When creating large databases, simply inserting random Items one-by-one into an InfinityDB index is impractically slow, and the bulk loading system should be used. Bulk loading uses a 'merge sorter' which can be given any unsorted sequence of Items, sort them, and return them in sorted order for any purpose. Typically the sorted output is inserted directly into an InfinityDB, but since the Items are no longer random, the insertions are fast. The performance for building an index this way with v1.0.53 10/9/2006 is approximately 66K Items/second at 2.8GHz with 20 Byte Items using the high-speed merge sorter, or half that for the low-space merge sorter. Any size index can be created. Look in the examples directory for demonstrations of bulk loading and sorting.
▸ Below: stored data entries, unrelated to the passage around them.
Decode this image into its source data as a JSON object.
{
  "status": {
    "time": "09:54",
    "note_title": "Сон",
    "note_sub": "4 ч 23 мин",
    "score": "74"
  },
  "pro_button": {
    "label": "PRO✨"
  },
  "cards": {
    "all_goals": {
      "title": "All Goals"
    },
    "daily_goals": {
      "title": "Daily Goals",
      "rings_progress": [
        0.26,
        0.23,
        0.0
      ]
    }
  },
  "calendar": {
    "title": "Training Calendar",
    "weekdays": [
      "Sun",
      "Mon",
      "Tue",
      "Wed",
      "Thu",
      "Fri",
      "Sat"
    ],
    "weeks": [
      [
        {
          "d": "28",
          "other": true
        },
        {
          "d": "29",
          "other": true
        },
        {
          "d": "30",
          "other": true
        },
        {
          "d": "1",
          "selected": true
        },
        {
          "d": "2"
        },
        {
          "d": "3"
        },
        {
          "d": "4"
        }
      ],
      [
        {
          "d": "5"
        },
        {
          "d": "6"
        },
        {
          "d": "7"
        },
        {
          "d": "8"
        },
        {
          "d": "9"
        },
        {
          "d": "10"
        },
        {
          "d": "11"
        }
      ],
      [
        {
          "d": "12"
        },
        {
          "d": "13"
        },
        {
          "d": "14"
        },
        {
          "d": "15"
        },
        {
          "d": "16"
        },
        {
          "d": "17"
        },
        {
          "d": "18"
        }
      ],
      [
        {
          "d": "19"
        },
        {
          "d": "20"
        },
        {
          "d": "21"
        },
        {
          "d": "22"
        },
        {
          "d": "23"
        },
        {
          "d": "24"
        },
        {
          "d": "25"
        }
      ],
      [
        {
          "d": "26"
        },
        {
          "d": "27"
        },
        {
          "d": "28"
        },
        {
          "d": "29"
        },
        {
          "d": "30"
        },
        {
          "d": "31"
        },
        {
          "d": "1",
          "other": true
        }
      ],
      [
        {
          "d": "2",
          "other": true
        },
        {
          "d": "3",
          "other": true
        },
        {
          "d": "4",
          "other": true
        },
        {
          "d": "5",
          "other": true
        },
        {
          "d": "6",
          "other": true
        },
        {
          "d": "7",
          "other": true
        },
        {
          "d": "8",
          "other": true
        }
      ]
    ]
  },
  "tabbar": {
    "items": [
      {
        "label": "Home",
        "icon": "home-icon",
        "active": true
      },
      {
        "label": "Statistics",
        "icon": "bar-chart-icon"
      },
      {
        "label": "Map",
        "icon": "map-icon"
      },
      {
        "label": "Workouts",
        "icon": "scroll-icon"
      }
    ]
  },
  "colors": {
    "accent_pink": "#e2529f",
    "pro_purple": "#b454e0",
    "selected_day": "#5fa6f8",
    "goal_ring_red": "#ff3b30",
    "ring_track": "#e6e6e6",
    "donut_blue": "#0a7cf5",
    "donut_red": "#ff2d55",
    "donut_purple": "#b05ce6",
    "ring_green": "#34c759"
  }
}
The maximum practical index size for purely random keys without sorting is the block cache size as specified in the open and create methods of the InfinityDB class:
    public synchronized static InfinityDB open(String fileName,
            boolean isWriteable, long cacheSizeLimitBytes) throws IOException;
    public synchronized static InfinityDB create(String fileName,
            boolean overWrite, long cacheSizeLimitBytes) throws IOException {
The block cache is an in-memory set of 10K blocks of the BTree at various levels in the tree. The topmost or root block is always there, plus usually the next lower levels, and many blocks at the bottom or leaf level. When a next() or insert() or delete() is invoked, the tree is logically searched from root to leaf, using blocks that happen already to be in the cache. Blocks are read into the cache as needed, and the least recently used blocks are removed from the cache to make room. When random Items are inserted into a an index significantly larger than the cache, blocks at the bottom and near-bottom level will usually need to be read in and if necessary written out with each operation, so the performance limit will be determined by the seek performance of the drive, which is about 110 operations/sec. (The seek time of disk drives has changed very little over the last few decades.) A sorted input to the same InfinityDB can be very fast, because the Items are inserted into the single block at the logical end of the set of index blocks, and there are far fewer seeks. In fact, the final block simply stays in the cache, being inserted into and splitting into new blocks as necessary, with the new blocks created often being written directly onto the end of the index file. The speed of inserting Items into a block that is already in the cache is roughly 120K Items/sec at 2.8Ghz.

Using the Merge Sorter

To sort quickly quantities of Items that will not fit into available memory, temporary disk and memory space is required. There are two merge sorters, one for high speed but less disk space efficiency, and one for better disk space efficiency but lower speed. Both run faster with more temporary memory space.

For speed, do this:

	DiskBasedMergeSorterItemOutput sorter = new DiskBasedMergeSorterItemOutput(
		temporaryDirectoryFile, temporaryFileNamePrefix,
		long maxTemporarySpaceBytes);
	Cu cu = Cu.alloc();
	while (there are input Items) {
		// put Item in cu, then insert into the sorter
		sorter.insert(cu); // 'write' the Item into the sorter
	}
	// now retrieve Items
	ItemInput resultsItemInput = sorter.getResultsItemInput();
	while (resultsItemInput.readItem(cu)) { // read the sorted Items back
		// do something with Item in cu
		..
	}
	sorter.close(); // or do resultsItemInput.close();
The sequence of results can simply be inserted into any ItemSpace as they are read from the resultsItemSpace, and the performance will be excellent, with no significant size limit. As the size increases, the performance will decrease with the logarithm of the input size.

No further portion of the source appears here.